|
Разница только в том, что тогда я боялся за себя — боялся, что меня разорвет в клочья. И Сигне не раскачивалась в такт музыке.
Песня и правда не шедевр, Густав прав. Но он наверняка доведет ее до ума, он свое дело знает.
«I’m going to find a dancing man». Does Elias dance? No! Does Elias play the saxophone on school concerts? No! Then what is he doing? He crushes young ladies little fingers.
Отец вдруг начинает пританцовывать, так неожиданно, что у меня перехватывает дыхание. И тут он начинает подпевать дурашливым фальцетом: «Shame on you, if you can’t dance too!» Это что-то невиданное, какое-то безумие. Голос у него не лучше, чем у той певицы. Отец поворачивается ко мне и продолжает вилять бедрами и подпевать, закатывая глаза. Вид у него дико смешной, не говоря уже про голос. Я делаю вдох, выдох, и откуда-то из самого нутра поднимается смех, который я не могу сдержать — просто не получается. Я хохочу во весь голос, и это подхлестывает отца: шоу продолжается, он кривляется все сильнее, пищит еще громче, и я не понимаю, как ему удается сдерживать смех, как это все вообще возможно. Я смеюсь до колик, сгибаюсь пополам, падаю с кресла и продолжаю хохотать, свернувшись на полу. Хохочу так, что боюсь, как бы не стошнило.
Песня заканчивается, и отец тоже прыскает от смеха. Он смеется не так, как я: больше похож на спринтера, который переводит дух после стометровки, — то пыхтит, то смеется, подбоченившись, и не сводит с меня глаз.
— Господи боже ты мой, Элиас! — только и повторяет отец.
Я лежу на полу и чувствую, как судорога ослабевает. Но стоит мне взглянуть на отца и представить себе его шоу, как снова разбирает смех.
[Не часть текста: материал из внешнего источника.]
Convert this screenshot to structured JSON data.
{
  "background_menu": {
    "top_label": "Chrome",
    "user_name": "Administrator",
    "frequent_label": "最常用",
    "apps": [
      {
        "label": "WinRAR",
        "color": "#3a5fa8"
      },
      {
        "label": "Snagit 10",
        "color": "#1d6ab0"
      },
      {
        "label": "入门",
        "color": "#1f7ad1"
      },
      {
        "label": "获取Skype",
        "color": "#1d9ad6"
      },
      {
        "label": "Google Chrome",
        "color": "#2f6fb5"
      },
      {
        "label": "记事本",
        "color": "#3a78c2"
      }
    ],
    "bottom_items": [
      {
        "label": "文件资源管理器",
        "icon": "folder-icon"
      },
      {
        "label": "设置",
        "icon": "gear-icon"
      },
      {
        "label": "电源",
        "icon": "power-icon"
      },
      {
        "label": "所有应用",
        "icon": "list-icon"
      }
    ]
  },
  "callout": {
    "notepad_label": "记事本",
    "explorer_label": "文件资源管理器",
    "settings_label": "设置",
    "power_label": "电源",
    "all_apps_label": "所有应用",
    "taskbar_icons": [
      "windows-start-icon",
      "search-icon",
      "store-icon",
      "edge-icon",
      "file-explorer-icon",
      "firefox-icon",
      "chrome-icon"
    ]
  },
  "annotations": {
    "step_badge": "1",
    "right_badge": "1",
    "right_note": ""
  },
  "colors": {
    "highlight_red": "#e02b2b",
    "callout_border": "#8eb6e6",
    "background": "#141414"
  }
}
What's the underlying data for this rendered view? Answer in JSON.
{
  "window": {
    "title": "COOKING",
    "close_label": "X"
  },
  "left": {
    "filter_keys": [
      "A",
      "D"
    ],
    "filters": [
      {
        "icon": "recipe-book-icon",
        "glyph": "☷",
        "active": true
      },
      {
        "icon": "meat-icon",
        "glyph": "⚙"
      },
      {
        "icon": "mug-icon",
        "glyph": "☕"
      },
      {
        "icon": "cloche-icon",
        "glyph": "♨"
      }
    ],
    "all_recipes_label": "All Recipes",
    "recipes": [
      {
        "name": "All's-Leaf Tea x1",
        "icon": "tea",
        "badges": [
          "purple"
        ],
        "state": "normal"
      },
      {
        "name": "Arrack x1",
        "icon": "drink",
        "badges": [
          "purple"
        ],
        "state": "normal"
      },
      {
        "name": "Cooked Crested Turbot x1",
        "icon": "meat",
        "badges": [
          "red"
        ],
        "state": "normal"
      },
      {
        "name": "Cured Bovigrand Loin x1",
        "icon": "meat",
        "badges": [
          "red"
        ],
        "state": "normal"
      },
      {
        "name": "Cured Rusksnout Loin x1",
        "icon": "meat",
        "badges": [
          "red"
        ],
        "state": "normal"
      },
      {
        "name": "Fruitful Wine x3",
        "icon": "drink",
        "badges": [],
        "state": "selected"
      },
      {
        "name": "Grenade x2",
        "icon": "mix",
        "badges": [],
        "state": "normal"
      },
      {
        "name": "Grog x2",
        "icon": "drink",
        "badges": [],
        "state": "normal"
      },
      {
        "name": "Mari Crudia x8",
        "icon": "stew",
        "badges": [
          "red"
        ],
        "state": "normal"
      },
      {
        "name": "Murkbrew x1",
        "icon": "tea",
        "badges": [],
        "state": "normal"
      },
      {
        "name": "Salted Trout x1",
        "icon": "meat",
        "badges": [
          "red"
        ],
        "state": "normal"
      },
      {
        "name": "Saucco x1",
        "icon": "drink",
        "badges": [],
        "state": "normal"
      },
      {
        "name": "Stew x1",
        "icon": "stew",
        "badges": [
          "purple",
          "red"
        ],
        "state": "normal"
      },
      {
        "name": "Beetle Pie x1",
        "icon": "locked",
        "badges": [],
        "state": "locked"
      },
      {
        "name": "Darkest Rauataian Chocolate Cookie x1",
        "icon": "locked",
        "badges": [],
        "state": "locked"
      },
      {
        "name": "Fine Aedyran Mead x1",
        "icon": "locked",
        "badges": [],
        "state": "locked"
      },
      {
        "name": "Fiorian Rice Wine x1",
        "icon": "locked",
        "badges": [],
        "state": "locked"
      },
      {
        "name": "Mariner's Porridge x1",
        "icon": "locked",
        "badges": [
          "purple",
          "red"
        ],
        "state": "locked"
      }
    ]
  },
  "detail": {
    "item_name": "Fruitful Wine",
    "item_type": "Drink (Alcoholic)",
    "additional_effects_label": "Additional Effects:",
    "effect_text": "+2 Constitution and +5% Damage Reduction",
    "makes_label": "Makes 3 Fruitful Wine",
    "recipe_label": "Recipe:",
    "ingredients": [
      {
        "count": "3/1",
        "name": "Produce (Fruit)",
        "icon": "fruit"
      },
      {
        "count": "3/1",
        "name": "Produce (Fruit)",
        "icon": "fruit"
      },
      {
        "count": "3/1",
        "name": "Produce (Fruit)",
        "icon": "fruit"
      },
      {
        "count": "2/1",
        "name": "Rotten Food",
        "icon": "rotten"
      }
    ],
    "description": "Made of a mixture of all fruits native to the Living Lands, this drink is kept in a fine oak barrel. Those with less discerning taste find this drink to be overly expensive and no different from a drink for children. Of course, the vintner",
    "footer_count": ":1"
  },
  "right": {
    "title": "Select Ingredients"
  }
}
— Господи боже ты мой! — повторяет он. — Слов нет.
Он склоняется надо мной:
— Давай помогу встать.
Я протягиваю руку, отец хватает ее, но мое тело совсем обмякло и лежит на полу, как мешок. Отец тянет меня за руку, но ничего не происходит. Смех покидает тело капля за каплей, ни одна мышца больше не может его поддержать. Я лежу на полу, закрыв глаза, а отец тянет меня за руку. Мы ничего не говорим, только тяжело дышим. Он наклоняется ко мне, берет за подмышки. Я валяюсь, как мешок с цементом, зажмурившись. Не сопротивляюсь, но и не помогаю. Я чувствую себя маленьким ребенком, который упрямо улегся на пол в магазине и не двигается с места, потому что знает, что родители его там не бросят. Отец меня не оставит. Он поднимает меня. Я тяжелый, ужасно тяжелый, но он поднимает, ставит на ноги.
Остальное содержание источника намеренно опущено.